使用 R tidyr pivot_wide 从多个列名和值中获取宽格式数据
Using R tidyr pivot_wide to get wide-form data from multiple column names and values
如何使用 tidyr pivot_wide 将此数据框从长格式转换为宽格式?我尝试应用文档页面上的示例,但我一定遗漏了一些东西。
数据框
id <- c(1,1,2,2,3,3)
filename <- c('file1a.txt', 'file1b.txt',
'file2a.txt', 'file2b.txt',
'file3a.txt', 'file3b.txt')
val <- c(832, 834, 221, 878, 2, 19)
df1 <- data.frame(id, filename, val)
view(df1)
id
filename
val
1
file1a.txt
832
1
file1b.txt
834
2
file2a.txt
221
2
file2b.txt
878
3
file3a.txt
2
3
file3b.txt
19
期望输出
id
filename1
filename2
val1
val2
1
file1a.txt
file1b.txt
832
834
2
file2a.txt
file2b.txt
221
878
3
file3a.txt
file3b.txt
2
19
尝试失败
df_wide <- pivot_wider(data = df1,
id_cols = id,
values_from = c("filename", "val"))
view(df_wide)
id
filename_
val_
1
1:2
c(832,834)
2
3:4
c(221,878)
3
5:6
c(2,19)
df_wide <- pivot_wider(data = df1,
id_cols = id,
names_from = c("filename", "val"),
values_from = c("filename", "val"))
view(df_wide)
id
filename_file1a.txt_832
filename_file1b.txt_834
filename_file2a.txt_221
...etc
1
file1a.txt
file1b.txt
NA
...etc
2
NA
NA
file2a.txt
...etc
3
NA
NA
NA
...etc
我们需要一个行序列
library(dplyr)
library(tidyr)
library(data.table)
df1 %>%
mutate(cn = rowid(id)) %>%
pivot_wider(names_from = cn, values_from = c(filename, val), names_sep="")
-输出
# A tibble: 3 x 5
# id filename1 filename2 val1 val2
# <dbl> <chr> <chr> <dbl> <dbl>
#1 1 file1a.txt file1b.txt 832 834
#2 2 file2a.txt file2b.txt 221 878
#3 3 file3a.txt file3b.txt 2 19
或按row_number
分组
df1 %>%
group_by(id)
mutate(cn = row_number()) %>%
pivot_wider(names_from = cn, values_from = c(filename, val), names_sep="")
如果我们不需要使用%>%
,指定data
作为mutate
d原始数据集,根据[=的顺序添加列'cn' 29=]
pivot_wider(mutate(df1, cn = rowid(id)),
names_from = cn, values_from = c(filename, val), names_sep="")
data.table
选项 dcast
> dcast(setDT(df1), id ~ rowid(id), value.var = c("filename", "val"))
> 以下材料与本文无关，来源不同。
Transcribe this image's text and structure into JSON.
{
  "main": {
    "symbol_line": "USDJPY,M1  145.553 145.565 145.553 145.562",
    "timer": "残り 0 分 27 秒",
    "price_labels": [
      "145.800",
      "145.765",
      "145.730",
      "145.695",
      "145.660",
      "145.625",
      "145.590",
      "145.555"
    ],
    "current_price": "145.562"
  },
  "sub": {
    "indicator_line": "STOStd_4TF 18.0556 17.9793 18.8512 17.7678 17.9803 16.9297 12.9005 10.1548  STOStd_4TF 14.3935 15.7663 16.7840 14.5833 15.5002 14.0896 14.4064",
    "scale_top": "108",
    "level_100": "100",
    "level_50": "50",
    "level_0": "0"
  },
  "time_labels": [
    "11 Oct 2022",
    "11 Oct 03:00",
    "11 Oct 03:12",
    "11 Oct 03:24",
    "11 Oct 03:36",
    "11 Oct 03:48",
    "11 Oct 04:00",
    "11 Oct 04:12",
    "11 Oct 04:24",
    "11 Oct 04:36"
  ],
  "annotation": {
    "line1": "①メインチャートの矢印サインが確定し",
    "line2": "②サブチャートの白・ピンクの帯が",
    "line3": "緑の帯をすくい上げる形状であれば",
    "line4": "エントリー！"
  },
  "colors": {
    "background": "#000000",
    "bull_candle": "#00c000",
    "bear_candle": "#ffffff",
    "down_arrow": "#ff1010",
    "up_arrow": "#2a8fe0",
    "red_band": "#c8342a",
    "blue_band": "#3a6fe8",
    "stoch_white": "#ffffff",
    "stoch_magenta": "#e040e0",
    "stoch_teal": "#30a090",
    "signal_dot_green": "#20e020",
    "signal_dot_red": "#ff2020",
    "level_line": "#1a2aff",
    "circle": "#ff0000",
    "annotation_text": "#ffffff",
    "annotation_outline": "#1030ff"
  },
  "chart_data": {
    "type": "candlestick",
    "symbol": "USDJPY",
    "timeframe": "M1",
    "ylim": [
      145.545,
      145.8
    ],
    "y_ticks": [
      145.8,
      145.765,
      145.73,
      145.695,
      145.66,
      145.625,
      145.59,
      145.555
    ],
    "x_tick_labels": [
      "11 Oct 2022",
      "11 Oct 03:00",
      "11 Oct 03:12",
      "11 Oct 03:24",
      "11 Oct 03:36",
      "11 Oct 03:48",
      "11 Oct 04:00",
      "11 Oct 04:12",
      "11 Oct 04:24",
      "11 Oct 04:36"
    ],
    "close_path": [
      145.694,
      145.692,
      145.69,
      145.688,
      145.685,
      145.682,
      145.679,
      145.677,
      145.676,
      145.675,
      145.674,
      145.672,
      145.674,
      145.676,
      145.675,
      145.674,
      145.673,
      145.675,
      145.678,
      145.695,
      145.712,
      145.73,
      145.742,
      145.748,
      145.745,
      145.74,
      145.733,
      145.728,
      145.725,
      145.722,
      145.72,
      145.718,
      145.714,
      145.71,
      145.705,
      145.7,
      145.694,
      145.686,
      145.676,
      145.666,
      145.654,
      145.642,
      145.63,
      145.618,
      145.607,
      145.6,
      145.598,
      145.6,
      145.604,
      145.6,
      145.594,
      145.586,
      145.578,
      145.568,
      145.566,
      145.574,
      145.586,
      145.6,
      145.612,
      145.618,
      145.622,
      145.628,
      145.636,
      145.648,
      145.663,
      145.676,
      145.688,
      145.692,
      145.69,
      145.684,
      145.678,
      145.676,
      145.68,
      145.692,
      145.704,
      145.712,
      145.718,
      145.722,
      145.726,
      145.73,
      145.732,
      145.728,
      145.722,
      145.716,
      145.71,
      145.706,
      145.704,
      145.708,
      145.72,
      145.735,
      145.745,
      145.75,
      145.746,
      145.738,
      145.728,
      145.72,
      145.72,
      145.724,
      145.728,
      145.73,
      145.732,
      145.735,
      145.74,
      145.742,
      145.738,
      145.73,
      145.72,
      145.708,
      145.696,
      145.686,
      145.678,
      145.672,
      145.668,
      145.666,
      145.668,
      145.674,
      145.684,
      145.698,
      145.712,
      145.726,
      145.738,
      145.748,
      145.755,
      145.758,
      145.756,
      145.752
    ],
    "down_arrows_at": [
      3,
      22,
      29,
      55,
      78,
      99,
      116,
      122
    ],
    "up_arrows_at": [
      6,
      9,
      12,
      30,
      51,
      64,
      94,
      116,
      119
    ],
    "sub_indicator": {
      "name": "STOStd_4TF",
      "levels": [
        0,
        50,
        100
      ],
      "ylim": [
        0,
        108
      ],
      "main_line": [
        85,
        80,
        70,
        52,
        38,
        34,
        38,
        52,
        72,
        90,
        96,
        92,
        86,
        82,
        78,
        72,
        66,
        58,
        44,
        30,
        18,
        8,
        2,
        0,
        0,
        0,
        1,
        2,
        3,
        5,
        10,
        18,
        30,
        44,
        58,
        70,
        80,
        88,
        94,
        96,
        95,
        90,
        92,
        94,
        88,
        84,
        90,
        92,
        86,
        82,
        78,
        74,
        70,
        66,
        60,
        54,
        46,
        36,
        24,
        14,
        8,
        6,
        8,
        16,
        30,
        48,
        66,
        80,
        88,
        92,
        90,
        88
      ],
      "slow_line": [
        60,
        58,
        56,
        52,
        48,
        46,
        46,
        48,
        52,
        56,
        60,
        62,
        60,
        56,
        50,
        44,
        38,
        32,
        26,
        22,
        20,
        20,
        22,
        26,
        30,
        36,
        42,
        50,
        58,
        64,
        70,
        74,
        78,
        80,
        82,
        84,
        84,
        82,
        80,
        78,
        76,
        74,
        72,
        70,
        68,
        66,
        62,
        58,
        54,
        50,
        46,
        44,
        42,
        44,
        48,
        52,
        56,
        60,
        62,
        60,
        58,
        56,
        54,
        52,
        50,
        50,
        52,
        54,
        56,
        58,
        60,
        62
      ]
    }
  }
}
id filename_1 filename_2 val_1 val_2
1: 1 file1a.txt file1b.txt 832 834
2: 2 file2a.txt file2b.txt 221 878
3: 3 file3a.txt file3b.txt 2 19
如何使用 tidyr pivot_wide 将此数据框从长格式转换为宽格式?我尝试应用文档页面上的示例,但我一定遗漏了一些东西。
数据框
id <- c(1,1,2,2,3,3)
filename <- c('file1a.txt', 'file1b.txt',
'file2a.txt', 'file2b.txt',
'file3a.txt', 'file3b.txt')
val <- c(832, 834, 221, 878, 2, 19)
df1 <- data.frame(id, filename, val)
view(df1)
id | filename | val |
---|---|---|
1 | file1a.txt | 832 |
1 | file1b.txt | 834 |
2 | file2a.txt | 221 |
2 | file2b.txt | 878 |
3 | file3a.txt | 2 |
3 | file3b.txt | 19 |
期望输出
id | filename1 | filename2 | val1 | val2 |
---|---|---|---|---|
1 | file1a.txt | file1b.txt | 832 | 834 |
2 | file2a.txt | file2b.txt | 221 | 878 |
3 | file3a.txt | file3b.txt | 2 | 19 |
尝试失败
df_wide <- pivot_wider(data = df1,
id_cols = id,
values_from = c("filename", "val"))
view(df_wide)
id | filename_ | val_ |
---|---|---|
1 | 1:2 | c(832,834) |
2 | 3:4 | c(221,878) |
3 | 5:6 | c(2,19) |
df_wide <- pivot_wider(data = df1,
id_cols = id,
names_from = c("filename", "val"),
values_from = c("filename", "val"))
view(df_wide)
id | filename_file1a.txt_832 | filename_file1b.txt_834 | filename_file2a.txt_221 | ...etc |
---|---|---|---|---|
1 | file1a.txt | file1b.txt | NA | ...etc |
2 | NA | NA | file2a.txt | ...etc |
3 | NA | NA | NA | ...etc |
我们需要一个行序列
library(dplyr)
library(tidyr)
library(data.table)
df1 %>%
mutate(cn = rowid(id)) %>%
pivot_wider(names_from = cn, values_from = c(filename, val), names_sep="")
-输出
# A tibble: 3 x 5
# id filename1 filename2 val1 val2
# <dbl> <chr> <chr> <dbl> <dbl>
#1 1 file1a.txt file1b.txt 832 834
#2 2 file2a.txt file2b.txt 221 878
#3 3 file3a.txt file3b.txt 2 19
或按row_number
df1 %>%
group_by(id)
mutate(cn = row_number()) %>%
pivot_wider(names_from = cn, values_from = c(filename, val), names_sep="")
如果我们不需要使用%>%
,指定data
作为mutate
d原始数据集,根据[=的顺序添加列'cn' 29=]
pivot_wider(mutate(df1, cn = rowid(id)),
names_from = cn, values_from = c(filename, val), names_sep="")
data.table
选项 dcast
> dcast(setDT(df1), id ~ rowid(id), value.var = c("filename", "val"))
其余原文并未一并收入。